Plans commenced. Travel agents engaged. Plane tickets purchased.  My research took on a whole new dimension—no longer did I look at The Cliffs of Moher or Newgrange or Clonmacnoise because they were beautiful or represented something greater to me, but because my feet, our feet, might trod across the soil and stone of the place.
I speak of this trip as if it were the greatest longing of my life, but it wasn’t and isn’t. The deepest longing of my life is to be in the Presence of God. To love him with utter abandon, and that the fruit and abundance of abiding in his Presence would spill over into others. But there is something about Ireland—the longevity of its existence, the length of seasons of prayer lifted from its tumultuous terrain that drew me. I wanted to stand, sit, kneel or whatever else in the thin places and silences of its spiritual history.

Little did I know. How little did I know? About Ireland. Or about myself.

God’s timing is flawless—without seam or catch of a thread.

This trip came to fruition during a season of drought. This sojourn came during a time of sparsity and sorrow. I’m processing the journey now—in the moment there didn’t seem to be enough space, but now in the sweetness of my little patch of earth, I have been pondering, mulling, and considering.

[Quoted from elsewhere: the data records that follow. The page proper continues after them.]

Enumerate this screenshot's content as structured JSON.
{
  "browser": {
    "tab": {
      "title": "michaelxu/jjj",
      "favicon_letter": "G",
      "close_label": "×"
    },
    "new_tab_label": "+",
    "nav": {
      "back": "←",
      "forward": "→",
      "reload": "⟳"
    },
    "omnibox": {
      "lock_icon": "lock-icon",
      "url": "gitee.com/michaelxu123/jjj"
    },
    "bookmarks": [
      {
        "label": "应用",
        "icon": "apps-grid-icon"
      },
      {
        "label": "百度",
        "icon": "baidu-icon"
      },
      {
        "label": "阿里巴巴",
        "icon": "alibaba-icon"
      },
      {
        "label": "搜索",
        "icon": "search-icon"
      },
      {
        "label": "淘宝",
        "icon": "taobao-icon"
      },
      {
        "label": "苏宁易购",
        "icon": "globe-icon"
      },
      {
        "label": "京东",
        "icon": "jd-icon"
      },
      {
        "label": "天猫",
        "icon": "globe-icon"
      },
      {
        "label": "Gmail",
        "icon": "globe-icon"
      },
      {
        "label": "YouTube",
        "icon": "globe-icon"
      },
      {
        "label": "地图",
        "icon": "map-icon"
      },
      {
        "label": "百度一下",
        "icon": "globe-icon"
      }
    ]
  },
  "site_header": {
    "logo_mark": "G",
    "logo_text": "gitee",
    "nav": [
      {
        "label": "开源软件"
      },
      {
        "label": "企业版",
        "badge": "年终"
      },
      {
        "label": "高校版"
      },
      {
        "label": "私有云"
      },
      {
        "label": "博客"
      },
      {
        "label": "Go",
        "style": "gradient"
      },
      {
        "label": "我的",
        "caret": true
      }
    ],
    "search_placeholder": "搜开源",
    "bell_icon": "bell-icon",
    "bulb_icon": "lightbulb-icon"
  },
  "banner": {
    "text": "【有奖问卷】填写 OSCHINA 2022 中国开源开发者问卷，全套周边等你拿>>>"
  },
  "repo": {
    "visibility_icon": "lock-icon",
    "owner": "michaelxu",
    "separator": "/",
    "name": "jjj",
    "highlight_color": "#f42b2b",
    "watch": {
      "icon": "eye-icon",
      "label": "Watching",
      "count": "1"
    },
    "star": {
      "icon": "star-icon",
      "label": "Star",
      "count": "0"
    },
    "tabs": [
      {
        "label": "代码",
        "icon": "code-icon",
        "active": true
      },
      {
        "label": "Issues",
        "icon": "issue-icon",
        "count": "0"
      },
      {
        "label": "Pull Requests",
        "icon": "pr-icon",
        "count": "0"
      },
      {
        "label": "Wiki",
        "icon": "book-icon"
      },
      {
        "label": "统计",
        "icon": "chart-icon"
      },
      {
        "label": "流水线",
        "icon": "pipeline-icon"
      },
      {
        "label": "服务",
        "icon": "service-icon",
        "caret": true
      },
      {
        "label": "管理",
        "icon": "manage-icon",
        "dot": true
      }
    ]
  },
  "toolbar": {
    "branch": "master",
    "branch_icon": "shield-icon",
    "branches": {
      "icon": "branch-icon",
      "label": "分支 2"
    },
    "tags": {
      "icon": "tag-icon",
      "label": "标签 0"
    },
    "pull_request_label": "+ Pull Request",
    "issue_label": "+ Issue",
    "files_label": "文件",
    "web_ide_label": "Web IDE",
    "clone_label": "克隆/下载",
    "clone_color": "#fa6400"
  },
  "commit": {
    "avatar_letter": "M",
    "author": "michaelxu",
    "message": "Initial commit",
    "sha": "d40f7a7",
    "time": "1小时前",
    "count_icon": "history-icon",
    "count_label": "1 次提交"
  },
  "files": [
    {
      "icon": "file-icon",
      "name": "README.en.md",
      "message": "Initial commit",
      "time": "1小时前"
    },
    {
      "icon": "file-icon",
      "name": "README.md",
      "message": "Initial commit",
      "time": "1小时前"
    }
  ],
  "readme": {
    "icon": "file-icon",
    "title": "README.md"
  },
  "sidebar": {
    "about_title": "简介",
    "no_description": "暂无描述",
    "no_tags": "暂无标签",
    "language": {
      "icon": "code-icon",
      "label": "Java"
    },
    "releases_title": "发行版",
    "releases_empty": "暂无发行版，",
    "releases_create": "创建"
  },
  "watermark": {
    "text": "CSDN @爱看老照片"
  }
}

As always this Chambered Nautilus place throws open its doors to you. If you are inclined, grab a cup of coffee or tea and join me in the next few posts. 

As the Irish say, “Cead Mila Failte.”
One Hundred Thousand Welcomes.

Welcome to our adventure!


christylw39 said...

And, as always, I look forward to reading more. <3 Much and more, dear friend.

christylw39 said...

And, as always, I look forward to reading more. <3 Much and more, dear friend.

TARSmith said...

No more drought...praise God, truly.

Linda Rector said...

Your gift of writing takes me there, from listing your dreams, hesitating and considering less magnificent ones, and then following through! Oh my gosh! Now I must consider doing the same! Thank you, dear friend.